Some members of the board argued that ARPA exacerbated or outright caused the looming economic recession, concluding the legislation has done more harm than good. Conversely, the congressional report argues that ARPA, which injected $1.9 trillion into the economy, has allowed the nation to address “new global challenges from a position of economic strength.”
In responding to a question on the effectiveness of ARPA, Moore said there’s not much the current administration can do to make things any worse: “What recovery are you all talking about? There is no recovery.”
Others on the panel disagreed.
“The American Rescue Plan saved human lives. I am not going to equate the price of gas with human life,” Williams said. “The economy in my city would have, certainly, continued to do as many communities have, and that is, collapse.”

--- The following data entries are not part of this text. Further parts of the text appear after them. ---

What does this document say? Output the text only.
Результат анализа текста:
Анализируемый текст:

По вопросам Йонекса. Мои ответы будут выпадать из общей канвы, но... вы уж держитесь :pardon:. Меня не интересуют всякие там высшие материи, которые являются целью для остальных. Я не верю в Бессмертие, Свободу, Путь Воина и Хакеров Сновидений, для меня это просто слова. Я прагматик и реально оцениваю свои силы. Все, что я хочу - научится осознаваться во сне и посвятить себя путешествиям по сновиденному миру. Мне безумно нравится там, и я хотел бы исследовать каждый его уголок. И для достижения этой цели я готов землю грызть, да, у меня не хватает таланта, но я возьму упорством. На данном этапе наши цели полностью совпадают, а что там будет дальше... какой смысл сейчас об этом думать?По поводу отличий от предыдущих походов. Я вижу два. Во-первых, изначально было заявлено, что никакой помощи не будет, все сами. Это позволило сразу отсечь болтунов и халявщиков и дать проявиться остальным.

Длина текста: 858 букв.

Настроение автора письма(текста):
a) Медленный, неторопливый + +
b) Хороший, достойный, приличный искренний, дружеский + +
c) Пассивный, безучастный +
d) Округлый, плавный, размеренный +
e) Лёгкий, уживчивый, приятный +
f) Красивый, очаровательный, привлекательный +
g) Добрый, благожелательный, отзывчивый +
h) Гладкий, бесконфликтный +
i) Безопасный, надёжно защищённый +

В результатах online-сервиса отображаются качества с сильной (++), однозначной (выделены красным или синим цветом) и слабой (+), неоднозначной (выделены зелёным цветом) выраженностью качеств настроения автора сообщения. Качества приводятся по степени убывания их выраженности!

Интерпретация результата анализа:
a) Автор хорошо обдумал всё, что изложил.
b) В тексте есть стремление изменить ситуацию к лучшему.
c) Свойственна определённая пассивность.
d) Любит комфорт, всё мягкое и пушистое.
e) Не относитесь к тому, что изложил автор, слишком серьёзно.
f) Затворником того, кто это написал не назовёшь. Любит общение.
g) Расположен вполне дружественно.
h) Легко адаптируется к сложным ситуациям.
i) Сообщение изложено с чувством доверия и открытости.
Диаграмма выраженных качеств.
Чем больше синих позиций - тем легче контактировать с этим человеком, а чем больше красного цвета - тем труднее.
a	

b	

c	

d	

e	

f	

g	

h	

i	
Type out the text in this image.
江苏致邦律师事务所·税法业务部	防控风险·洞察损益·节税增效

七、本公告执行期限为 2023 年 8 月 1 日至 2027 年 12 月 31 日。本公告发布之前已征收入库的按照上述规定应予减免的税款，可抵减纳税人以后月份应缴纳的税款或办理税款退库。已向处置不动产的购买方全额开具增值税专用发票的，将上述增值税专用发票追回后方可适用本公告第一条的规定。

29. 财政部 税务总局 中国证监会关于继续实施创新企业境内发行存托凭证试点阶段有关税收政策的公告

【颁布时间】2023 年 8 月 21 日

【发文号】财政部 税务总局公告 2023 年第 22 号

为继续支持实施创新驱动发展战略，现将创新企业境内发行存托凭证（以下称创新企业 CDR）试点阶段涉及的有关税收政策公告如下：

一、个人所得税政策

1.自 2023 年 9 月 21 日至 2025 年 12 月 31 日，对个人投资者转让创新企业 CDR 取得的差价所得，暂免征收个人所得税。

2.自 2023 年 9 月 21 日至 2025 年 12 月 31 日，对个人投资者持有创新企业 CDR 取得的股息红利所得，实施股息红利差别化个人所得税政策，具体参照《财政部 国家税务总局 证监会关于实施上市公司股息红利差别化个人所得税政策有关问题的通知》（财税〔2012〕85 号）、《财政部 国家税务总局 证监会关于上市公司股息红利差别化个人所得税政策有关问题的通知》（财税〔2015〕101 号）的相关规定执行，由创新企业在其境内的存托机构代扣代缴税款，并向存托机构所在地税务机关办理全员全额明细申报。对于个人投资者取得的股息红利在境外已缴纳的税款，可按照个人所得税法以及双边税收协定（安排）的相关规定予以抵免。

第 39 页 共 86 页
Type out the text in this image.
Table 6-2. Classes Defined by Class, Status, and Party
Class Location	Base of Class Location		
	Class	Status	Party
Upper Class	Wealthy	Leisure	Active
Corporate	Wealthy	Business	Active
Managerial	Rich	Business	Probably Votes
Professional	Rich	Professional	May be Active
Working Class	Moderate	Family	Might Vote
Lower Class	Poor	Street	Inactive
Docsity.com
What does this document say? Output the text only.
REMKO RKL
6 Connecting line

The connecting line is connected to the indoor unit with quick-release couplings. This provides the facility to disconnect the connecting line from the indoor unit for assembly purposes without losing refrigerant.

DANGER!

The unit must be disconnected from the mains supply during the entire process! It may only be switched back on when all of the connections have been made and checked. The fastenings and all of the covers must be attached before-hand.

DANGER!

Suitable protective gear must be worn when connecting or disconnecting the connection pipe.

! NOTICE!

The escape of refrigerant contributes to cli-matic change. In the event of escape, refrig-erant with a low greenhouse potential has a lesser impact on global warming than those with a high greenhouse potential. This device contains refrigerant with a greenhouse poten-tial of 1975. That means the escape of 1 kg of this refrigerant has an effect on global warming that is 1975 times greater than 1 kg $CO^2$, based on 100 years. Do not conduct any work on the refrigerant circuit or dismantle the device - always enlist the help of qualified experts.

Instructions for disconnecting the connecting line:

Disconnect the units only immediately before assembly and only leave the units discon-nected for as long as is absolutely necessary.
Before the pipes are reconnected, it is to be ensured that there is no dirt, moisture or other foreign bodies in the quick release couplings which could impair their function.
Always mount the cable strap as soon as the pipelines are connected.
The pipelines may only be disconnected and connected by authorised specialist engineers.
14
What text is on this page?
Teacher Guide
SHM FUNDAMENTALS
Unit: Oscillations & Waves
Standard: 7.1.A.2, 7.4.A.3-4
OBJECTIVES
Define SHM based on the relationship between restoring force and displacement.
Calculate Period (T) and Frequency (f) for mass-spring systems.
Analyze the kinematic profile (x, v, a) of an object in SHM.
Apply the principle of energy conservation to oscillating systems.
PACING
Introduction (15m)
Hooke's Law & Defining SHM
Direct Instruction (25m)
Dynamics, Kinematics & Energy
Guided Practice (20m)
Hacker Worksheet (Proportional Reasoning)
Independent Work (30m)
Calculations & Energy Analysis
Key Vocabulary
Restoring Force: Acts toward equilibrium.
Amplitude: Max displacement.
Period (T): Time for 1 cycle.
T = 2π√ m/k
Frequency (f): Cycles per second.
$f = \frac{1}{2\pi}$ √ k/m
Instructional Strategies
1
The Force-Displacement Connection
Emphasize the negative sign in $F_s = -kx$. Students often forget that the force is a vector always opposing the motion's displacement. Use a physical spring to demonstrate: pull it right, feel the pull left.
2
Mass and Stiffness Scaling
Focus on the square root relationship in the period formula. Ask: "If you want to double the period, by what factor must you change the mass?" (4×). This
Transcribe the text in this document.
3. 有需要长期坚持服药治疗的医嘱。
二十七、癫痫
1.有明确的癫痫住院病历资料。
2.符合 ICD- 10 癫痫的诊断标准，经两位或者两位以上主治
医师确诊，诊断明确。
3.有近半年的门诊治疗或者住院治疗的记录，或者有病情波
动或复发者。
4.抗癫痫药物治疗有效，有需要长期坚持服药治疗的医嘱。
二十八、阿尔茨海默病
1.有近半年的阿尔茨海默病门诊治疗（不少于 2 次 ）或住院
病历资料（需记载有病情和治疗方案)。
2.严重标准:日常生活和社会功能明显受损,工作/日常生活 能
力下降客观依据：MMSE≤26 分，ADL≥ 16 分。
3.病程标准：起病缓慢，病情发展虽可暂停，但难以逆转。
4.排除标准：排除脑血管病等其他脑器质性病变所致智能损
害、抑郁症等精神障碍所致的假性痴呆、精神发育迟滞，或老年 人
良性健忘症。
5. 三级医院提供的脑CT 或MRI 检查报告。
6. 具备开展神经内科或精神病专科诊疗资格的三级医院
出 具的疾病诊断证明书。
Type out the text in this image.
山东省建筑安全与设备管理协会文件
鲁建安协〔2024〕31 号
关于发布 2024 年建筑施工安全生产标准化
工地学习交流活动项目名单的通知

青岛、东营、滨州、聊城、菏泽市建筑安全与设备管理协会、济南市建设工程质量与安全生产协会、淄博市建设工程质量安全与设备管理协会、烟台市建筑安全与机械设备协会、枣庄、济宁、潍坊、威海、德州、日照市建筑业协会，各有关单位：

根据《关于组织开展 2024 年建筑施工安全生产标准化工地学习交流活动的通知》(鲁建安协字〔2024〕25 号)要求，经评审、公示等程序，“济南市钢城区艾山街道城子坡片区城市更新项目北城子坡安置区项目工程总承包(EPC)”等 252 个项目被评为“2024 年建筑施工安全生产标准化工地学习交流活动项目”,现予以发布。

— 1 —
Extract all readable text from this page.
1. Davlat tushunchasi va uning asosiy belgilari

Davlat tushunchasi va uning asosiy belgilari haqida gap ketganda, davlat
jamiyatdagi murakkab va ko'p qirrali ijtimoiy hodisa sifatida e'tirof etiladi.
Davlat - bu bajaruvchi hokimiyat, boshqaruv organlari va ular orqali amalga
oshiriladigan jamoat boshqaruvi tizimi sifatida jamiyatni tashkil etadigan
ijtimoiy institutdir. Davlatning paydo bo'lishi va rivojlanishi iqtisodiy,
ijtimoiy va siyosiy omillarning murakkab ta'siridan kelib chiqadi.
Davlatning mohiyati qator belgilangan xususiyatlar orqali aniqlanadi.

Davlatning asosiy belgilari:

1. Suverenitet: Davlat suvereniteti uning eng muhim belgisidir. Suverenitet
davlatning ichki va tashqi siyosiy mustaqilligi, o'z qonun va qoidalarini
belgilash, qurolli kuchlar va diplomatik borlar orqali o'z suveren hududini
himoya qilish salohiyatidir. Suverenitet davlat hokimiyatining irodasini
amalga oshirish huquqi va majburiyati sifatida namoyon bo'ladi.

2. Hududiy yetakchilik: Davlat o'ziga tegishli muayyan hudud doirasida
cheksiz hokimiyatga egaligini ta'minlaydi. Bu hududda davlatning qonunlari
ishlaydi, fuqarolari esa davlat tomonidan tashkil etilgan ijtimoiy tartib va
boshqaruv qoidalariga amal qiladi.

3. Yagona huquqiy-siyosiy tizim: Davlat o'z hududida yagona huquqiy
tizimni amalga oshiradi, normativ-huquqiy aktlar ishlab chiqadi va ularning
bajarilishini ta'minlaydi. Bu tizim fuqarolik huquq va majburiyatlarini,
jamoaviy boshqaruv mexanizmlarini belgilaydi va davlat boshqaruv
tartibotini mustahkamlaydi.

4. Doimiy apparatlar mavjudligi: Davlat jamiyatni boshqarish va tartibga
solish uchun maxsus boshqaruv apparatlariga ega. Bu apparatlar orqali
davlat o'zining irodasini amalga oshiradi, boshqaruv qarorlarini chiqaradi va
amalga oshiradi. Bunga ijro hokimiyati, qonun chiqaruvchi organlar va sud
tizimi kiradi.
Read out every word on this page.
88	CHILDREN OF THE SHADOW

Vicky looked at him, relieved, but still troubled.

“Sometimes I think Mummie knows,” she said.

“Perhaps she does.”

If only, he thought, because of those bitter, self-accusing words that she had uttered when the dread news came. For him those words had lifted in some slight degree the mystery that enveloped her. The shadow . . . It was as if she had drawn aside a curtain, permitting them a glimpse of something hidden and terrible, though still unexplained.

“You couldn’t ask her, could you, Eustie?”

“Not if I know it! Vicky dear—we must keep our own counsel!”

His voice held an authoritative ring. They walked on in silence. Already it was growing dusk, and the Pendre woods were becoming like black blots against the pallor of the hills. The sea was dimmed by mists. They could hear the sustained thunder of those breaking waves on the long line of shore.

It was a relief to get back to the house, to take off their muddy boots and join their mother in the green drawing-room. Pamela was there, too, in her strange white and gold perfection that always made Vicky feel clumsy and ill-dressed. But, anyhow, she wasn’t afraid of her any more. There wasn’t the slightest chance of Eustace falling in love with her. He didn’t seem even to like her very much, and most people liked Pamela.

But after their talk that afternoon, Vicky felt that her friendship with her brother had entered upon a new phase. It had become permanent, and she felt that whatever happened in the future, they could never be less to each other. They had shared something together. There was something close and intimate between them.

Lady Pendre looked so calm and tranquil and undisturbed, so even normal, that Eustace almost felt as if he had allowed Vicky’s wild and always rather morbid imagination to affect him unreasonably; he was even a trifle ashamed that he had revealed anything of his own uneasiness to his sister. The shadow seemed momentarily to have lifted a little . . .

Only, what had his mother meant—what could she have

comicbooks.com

Williams highlighted how the State and Local Fiscal Recovery Funds program included in ARPA gave cities, towns and villages the ability to be part of a national economic recovery from the bottom-up, starting with the hardest-hit residents, according to a statement from the NLC.
“For local governments, the public health crisis was inseparable from the economic crisis. It laid bare long-standing health disparities that underlie why losses have happened in cities in such uneven ways. Households in lower income communities are at a greater risk of bad health outcomes, which worsen the effects of COVID-19. This is evident across metro Atlanta, where lifespans vary by as much as two decades based on your neighborhood,” Williams said.
Looking ahead, Parrott encouraged the board to take action to make some of the temporary measures included in the bill permanent.
While effective in the short term in staving off a much worse situation, “Temporary measures can’t solve permanent problems,” Parrott said. “We tested some things that worked, which could push back in a more systemic way,” such as the Child Tax Credit. “The needs were invested in three areas: our kids, our workers and our healthcare.”
Coronado noted that, while everything did work itself out eventually, the sudden influx of cash and expanded programs exposed “the creakiness of the infrastructure,” she said, noting “the IRS is stretched to the breaking point.”
As the nation pivots to the next challenge, Williams stressed the importance of looking beyond partisan politics, and working together to help those most vulnerable.
“I am noticing and have noticed, not just in Georgia or in my city, that American officials at all levels have begun to work together for (constituents),” Williams said. “It is imperative that every person that has been sent to Washington, that they do the right thing when it comes to saving lives.”